Summary. Melatonin administration to male blue foxes from August for 1 year resulted in profound changes in the testicular and furring cycles. The control animals underwent 5-fold seasonal changes in testicular volume, with maximal values in March and lowest volumes in August. In contrast, melatonin treatment allowed normal redevelopment of the testes and growth of the winter coat during the autumn but prevented testicular regression and the moult to a summer coat the following spring. At castration in August, 88% of the tubular sections in the testes of the controls contained spermatogonia as the only germinal cell type, whereas in the treated animals 56–79% of sections contained spermatids or even spermatozoa. Semen collection from a treated male in early August produced spermatozoa with normal density and motility.

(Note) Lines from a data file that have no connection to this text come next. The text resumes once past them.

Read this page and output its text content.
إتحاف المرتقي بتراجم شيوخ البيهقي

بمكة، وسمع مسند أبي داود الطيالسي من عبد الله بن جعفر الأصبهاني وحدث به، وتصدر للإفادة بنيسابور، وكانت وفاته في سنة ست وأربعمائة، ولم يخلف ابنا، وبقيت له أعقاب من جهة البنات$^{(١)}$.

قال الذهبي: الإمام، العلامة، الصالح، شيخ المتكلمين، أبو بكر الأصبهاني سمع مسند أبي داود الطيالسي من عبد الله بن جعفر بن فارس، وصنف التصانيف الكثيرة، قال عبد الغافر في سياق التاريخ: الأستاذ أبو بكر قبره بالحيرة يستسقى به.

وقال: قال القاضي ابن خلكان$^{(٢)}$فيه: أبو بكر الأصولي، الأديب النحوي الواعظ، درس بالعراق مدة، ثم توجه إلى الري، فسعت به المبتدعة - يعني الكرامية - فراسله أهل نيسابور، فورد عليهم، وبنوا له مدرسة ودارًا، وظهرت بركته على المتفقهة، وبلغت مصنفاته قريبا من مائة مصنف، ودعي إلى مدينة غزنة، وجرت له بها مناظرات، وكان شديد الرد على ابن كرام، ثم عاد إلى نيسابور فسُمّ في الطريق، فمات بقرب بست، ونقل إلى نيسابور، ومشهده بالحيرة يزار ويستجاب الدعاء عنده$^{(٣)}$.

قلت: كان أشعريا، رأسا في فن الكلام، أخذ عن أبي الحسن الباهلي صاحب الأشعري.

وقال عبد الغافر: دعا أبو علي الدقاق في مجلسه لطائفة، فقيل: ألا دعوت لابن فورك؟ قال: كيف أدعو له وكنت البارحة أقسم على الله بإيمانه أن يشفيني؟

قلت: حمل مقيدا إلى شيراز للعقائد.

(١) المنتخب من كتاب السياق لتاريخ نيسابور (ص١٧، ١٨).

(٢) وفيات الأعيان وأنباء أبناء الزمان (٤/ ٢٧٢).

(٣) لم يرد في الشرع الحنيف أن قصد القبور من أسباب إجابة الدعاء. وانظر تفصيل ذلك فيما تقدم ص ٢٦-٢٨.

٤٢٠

Measurement of plasma prolactin concentrations revealed that the spring rise in plasma prolactin values (from basal levels of 1·6–5·4 ng/ml to peak values of 4·1–18·3 ng/ml) was prevented; values in the treated animals ranged during the year from 1·8 to 6·3 ng/ml. Individual variations in plasma LH concentrations masked any seasonal variations in LH release in response to LHRH stimulation, but the testosterone response to LH release after LHRH stimulation was significantly higher after the mating season in the treated animals, indicating that testicular testosterone production was maintained longer than in the controls.

The treated animals retained a winter coat, of varied quality and maturity, until the end of the study in August.